Four Realms is built using Construct 2 (C2). An engine I loved at first, but would not go back to. Now every engine has it’s issues. And a big reason C2 was chosen was it was cheaper than Unity at the start of the project. Also the prebuilt 2D functionality was great. And I still really like a lot of the features and the editor.

But perhaps the biggest issue was not looking at the end production. C2 is an HTML5 engine, while it can export to native desktop, it’s not meant to. The engine failed to support basic web based interfaces when exported, which led to non functional metric systems. It also had major performance issues for some players systems due to it’s export process requiring a third party open software. So, when you go looking at an engine to choose, see what games have shipped on your final platform before committing.

Almost No Press

I am eternally grateful to those few small sites that did cover Four Realms. It’s hard to make a sale without some third party endorsement. But that being said, the vast majority of sites ignored Four Realms.

I wish I could give better reason as to why. But when yelling into the void you don’t hear much back. I tried many pitches and follow ups. But likely it was the result of the many other mistakes made on the game.

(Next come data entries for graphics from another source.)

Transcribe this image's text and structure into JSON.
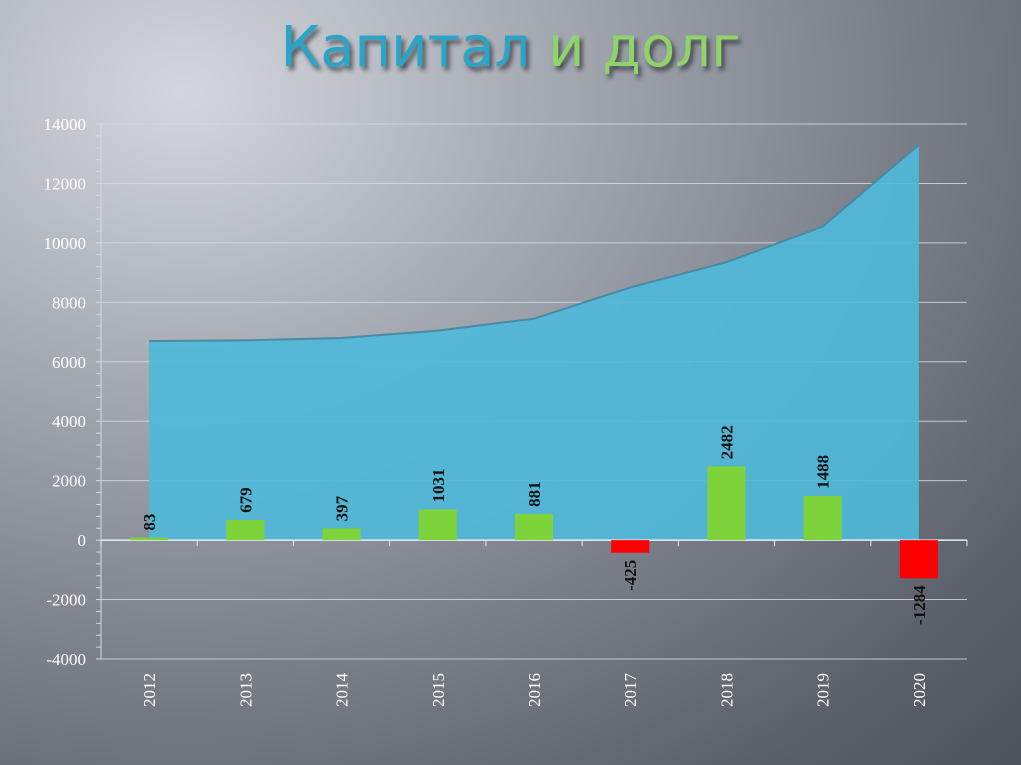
{
  "title": {
    "part1": "Капитал",
    "part2": "и долг"
  },
  "colors": {
    "area": "#4fb8d9",
    "area_line": "#4a8aa3",
    "bar_positive": "#7ed33b",
    "bar_negative": "#ff0000",
    "grid": "#d6d9de",
    "title_part1": "#2aa5c8",
    "title_part2": "#8fd36a"
  },
  "chart_data": {
    "type": "bar",
    "categories": [
      "2012",
      "2013",
      "2014",
      "2015",
      "2016",
      "2017",
      "2018",
      "2019",
      "2020"
    ],
    "series": [
      {
        "type": "area",
        "values": [
          6700,
          6720,
          6800,
          7050,
          7450,
          8500,
          9350,
          10550,
          13300
        ]
      },
      {
        "type": "bar",
        "values": [
          83,
          679,
          397,
          1031,
          881,
          -425,
          2482,
          1488,
          -1284
        ]
      }
    ],
    "yticks": [
      14000,
      12000,
      10000,
      8000,
      6000,
      4000,
      2000,
      0,
      -2000,
      -4000
    ],
    "ylim": [
      -4000,
      14000
    ],
    "grid": true,
    "data_labels": true
  }
}
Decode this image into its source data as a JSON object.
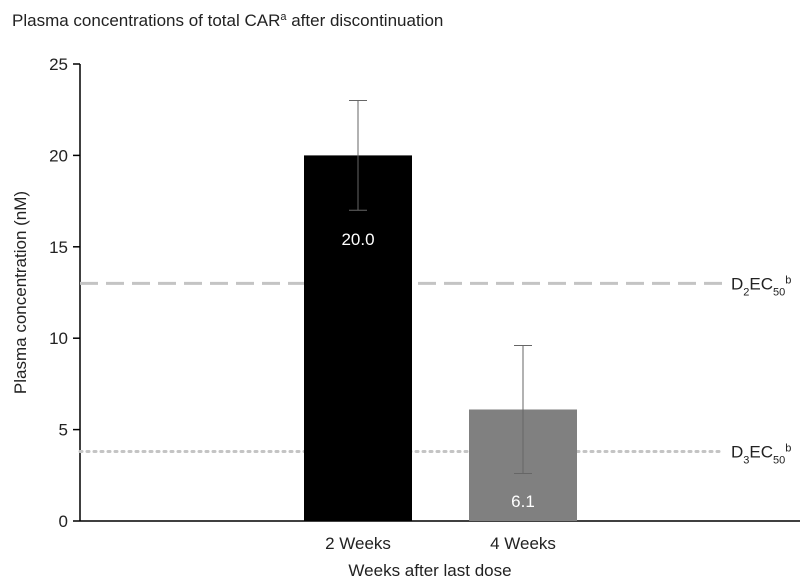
{
  "chart_data": {
    "type": "bar",
    "title": [
      {
        "text": "Plasma concentrations of total CAR"
      },
      {
        "text": "a",
        "shift": "super"
      },
      {
        "text": " after discontinuation"
      }
    ],
    "x_label": "Weeks after last dose",
    "y_label": "Plasma concentration (nM)",
    "categories": [
      "2 Weeks",
      "4 Weeks"
    ],
    "values": [
      20.0,
      6.1
    ],
    "value_labels": [
      "20.0",
      "6.1"
    ],
    "errors": [
      3.0,
      3.5
    ],
    "colors": [
      "#000000",
      "#808080"
    ],
    "ylim": [
      0,
      25
    ],
    "yticks": [
      0,
      5,
      10,
      15,
      20,
      25
    ],
    "reference_lines": [
      {
        "value": 13.0,
        "style": "dashed",
        "color": "#c4c4c4",
        "label": [
          {
            "text": "D"
          },
          {
            "text": "2",
            "shift": "sub"
          },
          {
            "text": "EC"
          },
          {
            "text": "50",
            "shift": "sub"
          },
          {
            "text": "b",
            "shift": "super"
          }
        ]
      },
      {
        "value": 3.8,
        "style": "dotted",
        "color": "#c4c4c4",
        "label": [
          {
            "text": "D"
          },
          {
            "text": "3",
            "shift": "sub"
          },
          {
            "text": "EC"
          },
          {
            "text": "50",
            "shift": "sub"
          },
          {
            "text": "b",
            "shift": "super"
          }
        ]
      }
    ]
  }
}
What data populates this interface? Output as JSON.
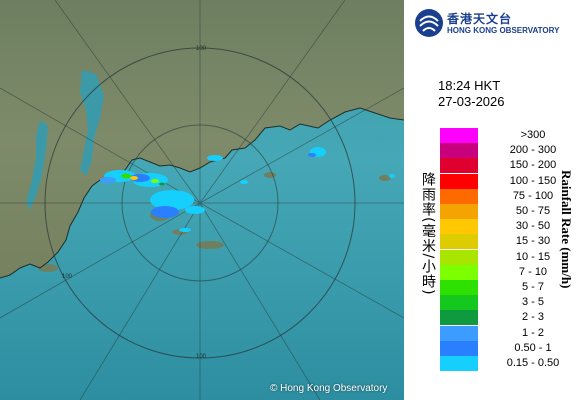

Of those few small connections, very few were made from the cold email. I think the classic approach of sending emails is dated and ineffectual, but I’m not sure what a better approach is.

Gave Keys to Fake Press

I only gave away a few before I caught on. But it’s hard to not get wrapped up in the excitement and need for press. Four Realms was so greatly ignored by most press sites that I was desperate for any coverage and some scammers go decent lengths to seem legitimate. So be wary, it’s never so easy to get press for your game.


Well, there you have it. I did just about everything you could think of wrong for this game. So is it a failure? You’ll notice I wrote most of this post through the lens of trying to be financially viable. I did this mainly because I believe it’s the view most developers are looking for. After all it’s pretty easy to be happy with a purely personal project. But for reference here are the goals of Four Realms in priority order.

  1. Be a completely unique and new experience that encourages creative player expression.
  2. Be a financially stable and balanced game.
  3. Be a socially relevant game enjoyed by gamers.

I would call the first goal a success. Those that played it and understood it would probably say this is true. You can point out similarities and references, but the whole is something quite different.

The second goal is a complete failure. Four Realms did not come near balancing the books on the investment made on it.

The third goal is also a failure. I set a modest goal of a thousand sales for this one. I had read somewhere that to have an impact your art should affect a thousand people. And obviously Four Realms did not make that number.

Thanks for reading, I hope you find this information dump helpful. If you have any questions, suggestions, or feedback. Please let me know.